CADA TARDE A LAS CINCO.
Son las cinco de la tarde en este frío y triste lugar. Mientras intento calentar mis manos con una taza de té no puedo evitar evocar esta historia que ha ocupado en mí vida un sitio privilegiado. Aún hoy la recuerdo a diario de manera intensa. Fueron treinta años maravillosos, ilusionados y colmados de un amor no correspondido.
Rosa Montes, más conocida como «Dana Lois», fue muy amiga de mi madre, «de las de siempre», como solía decirse. Rosa pasó la mayor parte de su vida viajando de ciudad en ciudad, trabajando en sus espectáculos. Yo la conocía por fotos y también gracias a todo lo que mi madre contaba de ella. Me aseguraba que sí la conocía en persona, pero yo era muy pequeño y su recuerdo muy vago.
Al cumplir sesenta años, alcanzando la misma edad que mi madre, se puso en contacto con ella, comunicándole que dejaba el mundo del vodevil y volvía al pueblo a descansar y vivir su jubilación. Esta noticia llenó de entusiasmo a mi madre, que revolvió cielo y tierra para encontrar una casa para ella. Su regreso se convirtió en un gran acontecimiento para todos. Yo en aquel entonces acababa de cumplir los veinticinco.
Tras años de inseparable amistad las vidas de ambas tomaron rumbos diferentes. Mi madre encontró novio y se casó. Rosa se dedicó al «Teatro de variedades» y llegó a convertirse en una cotizada artista dentro de ese mundo. A pesar de la distancia ellas no perdieron el contacto y telefónicamente o por carta siempre supieron la una de la otra.

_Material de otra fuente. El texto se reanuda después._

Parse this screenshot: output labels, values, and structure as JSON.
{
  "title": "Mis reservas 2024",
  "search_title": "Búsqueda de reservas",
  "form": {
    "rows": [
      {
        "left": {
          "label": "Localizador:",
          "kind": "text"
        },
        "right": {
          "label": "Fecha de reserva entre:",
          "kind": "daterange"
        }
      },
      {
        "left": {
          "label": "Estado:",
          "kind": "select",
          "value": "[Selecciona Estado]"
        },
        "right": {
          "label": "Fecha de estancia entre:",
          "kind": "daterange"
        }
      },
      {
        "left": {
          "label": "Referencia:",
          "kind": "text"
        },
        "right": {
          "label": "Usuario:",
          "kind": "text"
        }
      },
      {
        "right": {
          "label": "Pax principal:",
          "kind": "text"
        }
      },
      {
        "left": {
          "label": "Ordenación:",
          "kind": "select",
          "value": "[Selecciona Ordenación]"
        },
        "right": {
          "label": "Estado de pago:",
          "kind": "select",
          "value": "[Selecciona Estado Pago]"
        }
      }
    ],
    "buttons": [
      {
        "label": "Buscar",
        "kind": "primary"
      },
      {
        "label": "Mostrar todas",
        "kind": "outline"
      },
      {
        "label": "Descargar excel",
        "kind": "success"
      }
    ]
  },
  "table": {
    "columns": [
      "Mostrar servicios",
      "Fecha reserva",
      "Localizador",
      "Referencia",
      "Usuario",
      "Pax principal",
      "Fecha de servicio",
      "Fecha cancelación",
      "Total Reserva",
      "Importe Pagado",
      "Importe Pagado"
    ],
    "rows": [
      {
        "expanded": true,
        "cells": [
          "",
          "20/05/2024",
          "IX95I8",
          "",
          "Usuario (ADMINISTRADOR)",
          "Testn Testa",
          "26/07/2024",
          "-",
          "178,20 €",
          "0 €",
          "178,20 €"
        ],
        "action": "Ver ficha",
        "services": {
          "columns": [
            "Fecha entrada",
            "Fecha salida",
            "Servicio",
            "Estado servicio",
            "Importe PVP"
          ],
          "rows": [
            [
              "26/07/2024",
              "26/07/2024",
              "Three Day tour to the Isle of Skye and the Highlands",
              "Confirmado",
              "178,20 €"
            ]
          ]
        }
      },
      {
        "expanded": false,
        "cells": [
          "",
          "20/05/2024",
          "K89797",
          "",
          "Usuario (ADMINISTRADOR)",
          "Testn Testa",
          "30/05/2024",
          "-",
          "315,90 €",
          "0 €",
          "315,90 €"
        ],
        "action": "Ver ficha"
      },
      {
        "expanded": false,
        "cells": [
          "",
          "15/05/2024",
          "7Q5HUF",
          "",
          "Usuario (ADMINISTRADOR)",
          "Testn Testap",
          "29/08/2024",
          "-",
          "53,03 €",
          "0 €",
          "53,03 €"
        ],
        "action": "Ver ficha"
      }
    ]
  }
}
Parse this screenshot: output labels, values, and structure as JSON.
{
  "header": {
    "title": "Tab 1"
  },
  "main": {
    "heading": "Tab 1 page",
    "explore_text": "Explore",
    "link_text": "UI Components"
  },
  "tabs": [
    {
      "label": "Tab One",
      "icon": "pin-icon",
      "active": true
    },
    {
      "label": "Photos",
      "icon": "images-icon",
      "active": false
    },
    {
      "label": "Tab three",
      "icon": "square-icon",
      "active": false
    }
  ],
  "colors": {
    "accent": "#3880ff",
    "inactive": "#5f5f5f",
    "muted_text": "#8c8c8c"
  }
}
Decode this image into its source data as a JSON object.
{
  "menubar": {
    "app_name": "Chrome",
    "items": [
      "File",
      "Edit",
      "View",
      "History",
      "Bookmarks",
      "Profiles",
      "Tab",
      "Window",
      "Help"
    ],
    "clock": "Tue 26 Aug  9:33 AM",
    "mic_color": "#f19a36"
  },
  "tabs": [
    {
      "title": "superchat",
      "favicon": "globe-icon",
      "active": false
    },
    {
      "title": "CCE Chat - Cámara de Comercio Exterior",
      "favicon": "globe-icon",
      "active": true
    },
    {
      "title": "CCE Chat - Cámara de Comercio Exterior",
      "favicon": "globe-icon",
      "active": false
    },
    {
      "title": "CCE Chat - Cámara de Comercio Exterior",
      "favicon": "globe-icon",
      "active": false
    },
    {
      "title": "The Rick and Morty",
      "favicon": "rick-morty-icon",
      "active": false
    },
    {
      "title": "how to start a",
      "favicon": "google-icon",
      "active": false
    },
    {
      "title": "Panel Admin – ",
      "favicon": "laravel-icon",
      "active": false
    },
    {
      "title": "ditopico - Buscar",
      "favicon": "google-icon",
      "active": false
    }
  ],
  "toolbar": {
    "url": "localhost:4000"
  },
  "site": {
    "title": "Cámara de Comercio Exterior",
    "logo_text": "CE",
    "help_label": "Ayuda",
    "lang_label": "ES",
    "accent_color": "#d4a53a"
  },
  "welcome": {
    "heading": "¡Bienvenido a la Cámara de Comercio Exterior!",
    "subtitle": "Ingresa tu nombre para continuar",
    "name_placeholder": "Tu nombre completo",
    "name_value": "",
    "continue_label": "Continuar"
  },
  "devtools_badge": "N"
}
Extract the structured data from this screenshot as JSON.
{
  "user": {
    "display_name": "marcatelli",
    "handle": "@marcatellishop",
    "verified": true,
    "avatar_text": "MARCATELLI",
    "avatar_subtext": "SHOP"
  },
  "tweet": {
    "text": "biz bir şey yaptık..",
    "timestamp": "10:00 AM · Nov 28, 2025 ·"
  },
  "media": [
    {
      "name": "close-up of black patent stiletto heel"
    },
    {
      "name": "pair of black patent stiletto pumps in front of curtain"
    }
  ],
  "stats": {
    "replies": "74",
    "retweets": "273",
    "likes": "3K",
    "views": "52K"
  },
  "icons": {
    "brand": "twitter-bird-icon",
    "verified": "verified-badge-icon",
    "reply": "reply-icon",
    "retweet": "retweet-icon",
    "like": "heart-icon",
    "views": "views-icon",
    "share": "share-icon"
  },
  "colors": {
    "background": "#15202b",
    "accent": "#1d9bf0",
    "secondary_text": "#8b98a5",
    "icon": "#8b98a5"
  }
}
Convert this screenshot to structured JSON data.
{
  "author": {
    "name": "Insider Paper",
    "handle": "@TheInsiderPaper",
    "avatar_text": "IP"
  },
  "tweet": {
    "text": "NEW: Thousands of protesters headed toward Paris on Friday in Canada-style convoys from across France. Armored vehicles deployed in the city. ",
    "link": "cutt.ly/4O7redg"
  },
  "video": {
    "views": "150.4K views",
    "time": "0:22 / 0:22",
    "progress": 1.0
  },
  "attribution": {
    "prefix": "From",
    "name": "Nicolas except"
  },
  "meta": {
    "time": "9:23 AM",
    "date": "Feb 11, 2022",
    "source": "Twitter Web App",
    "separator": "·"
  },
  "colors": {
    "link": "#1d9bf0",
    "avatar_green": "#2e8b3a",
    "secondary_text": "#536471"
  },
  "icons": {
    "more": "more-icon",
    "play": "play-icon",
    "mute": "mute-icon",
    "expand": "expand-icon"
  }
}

Mi madre coleccionaba las fotos que ella le mandaba, la mayoría firmadas y dedicadas a mis padres. También hacía acopio de revistas, recortando las noticias donde aparecía y pegándolas en un bonito álbum de terciopelo rojo. Tampoco faltaban en casa los discos que grabó con las canciones de sus espectáculos musicales. Recuerdo que los domingos por la mañana nos levantamos todos a ritmo de samba, cha cha cha y pasodoble.